2. De même Iulianus a écrit que si j'avais été institué héritier, sous la condition que j'affranchisse Stichus, et que Stichus soit tué après la mort du testateur, j'aurais et le prix de l'esclave, et l'estimation de la succession, car en effet, une condition me manquera du fait que Stichus ait été tué. Par contre, si Stichus a été tué du vivant du testateur, on ne prendra plus en compte la valeur de la succession, car on ne considère que rétroactivement la valeur maximale.

Ulpien reprend la discussion des vues de Julien et les approuve. Le fragment distingue ainsi deux hypothèses que nous allons exposer.

Selon la première hypothèse, la mort de l’esclave est survenue après le décès du testateur, mais avant que le propriétaire de l’esclave n'ait eu le temps d'affranchir ce dernier471. Dès lors, le propriétaire de l'esclave tué ne pourra plus, sans sa faute, remplir la condition suspensive posée par le testateur. Il se justifie de lui octroyer, dans le calcul de l'indemnité, son intérêt à ce que la succession lui soit dévolue, comme tel aurait été le cas s'il avait affranchi l'esclave (in aestimationem etiam hereditatis pretium me consecuturum), de même que la valeur du corps de l’esclave. En effet, la conjonction etiam (de plus) complète la notion de prix de l’esclave. Cette interprétation démontre que la valeur objective de l'esclave et l’intérêt sont tous les deux des postes du calcul du dommage.

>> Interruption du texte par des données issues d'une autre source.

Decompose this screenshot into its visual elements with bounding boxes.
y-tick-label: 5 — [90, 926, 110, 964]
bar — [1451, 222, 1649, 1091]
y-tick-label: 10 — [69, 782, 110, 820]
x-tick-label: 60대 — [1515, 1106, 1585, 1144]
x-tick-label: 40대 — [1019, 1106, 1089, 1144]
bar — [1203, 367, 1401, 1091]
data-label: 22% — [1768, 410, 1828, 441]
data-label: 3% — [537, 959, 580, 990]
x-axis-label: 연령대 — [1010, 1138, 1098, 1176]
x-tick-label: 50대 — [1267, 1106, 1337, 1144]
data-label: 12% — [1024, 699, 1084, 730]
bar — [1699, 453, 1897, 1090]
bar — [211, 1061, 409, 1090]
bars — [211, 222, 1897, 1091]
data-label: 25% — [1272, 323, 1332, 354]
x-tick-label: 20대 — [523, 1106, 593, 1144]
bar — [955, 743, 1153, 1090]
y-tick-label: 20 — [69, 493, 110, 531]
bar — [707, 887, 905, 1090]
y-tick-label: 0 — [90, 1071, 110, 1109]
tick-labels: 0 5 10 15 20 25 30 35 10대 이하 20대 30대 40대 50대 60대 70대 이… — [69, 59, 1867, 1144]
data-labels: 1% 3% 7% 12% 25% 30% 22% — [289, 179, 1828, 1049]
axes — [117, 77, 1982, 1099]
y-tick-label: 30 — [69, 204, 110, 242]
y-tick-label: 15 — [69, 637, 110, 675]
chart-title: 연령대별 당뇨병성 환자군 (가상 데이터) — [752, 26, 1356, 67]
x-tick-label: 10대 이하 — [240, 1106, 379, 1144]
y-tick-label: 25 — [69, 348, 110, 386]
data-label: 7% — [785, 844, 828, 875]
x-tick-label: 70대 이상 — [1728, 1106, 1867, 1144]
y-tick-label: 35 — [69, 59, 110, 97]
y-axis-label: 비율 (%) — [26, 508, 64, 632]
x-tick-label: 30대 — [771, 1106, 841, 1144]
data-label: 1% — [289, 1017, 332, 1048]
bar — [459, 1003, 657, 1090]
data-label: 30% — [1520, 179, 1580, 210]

Dans la seconde hypothèse, au contraire, l’esclave est tué avant la mort du testateur. Du moment que le premier chapitre de la lex Aquilia ne prend en compte que rétroactivement la valeur de l’esclave dans l’année écoulée, celui-ci n’a jamais valu le supplément relatif à l’expectative successorale472. Dès lors, le propriétaire de l'esclave ne peut prétendre au payement d'une quelconque indemnité à ce titre, et devra se contenter de la valeur objective de son esclave à l’exclusion de tout autre intérêt.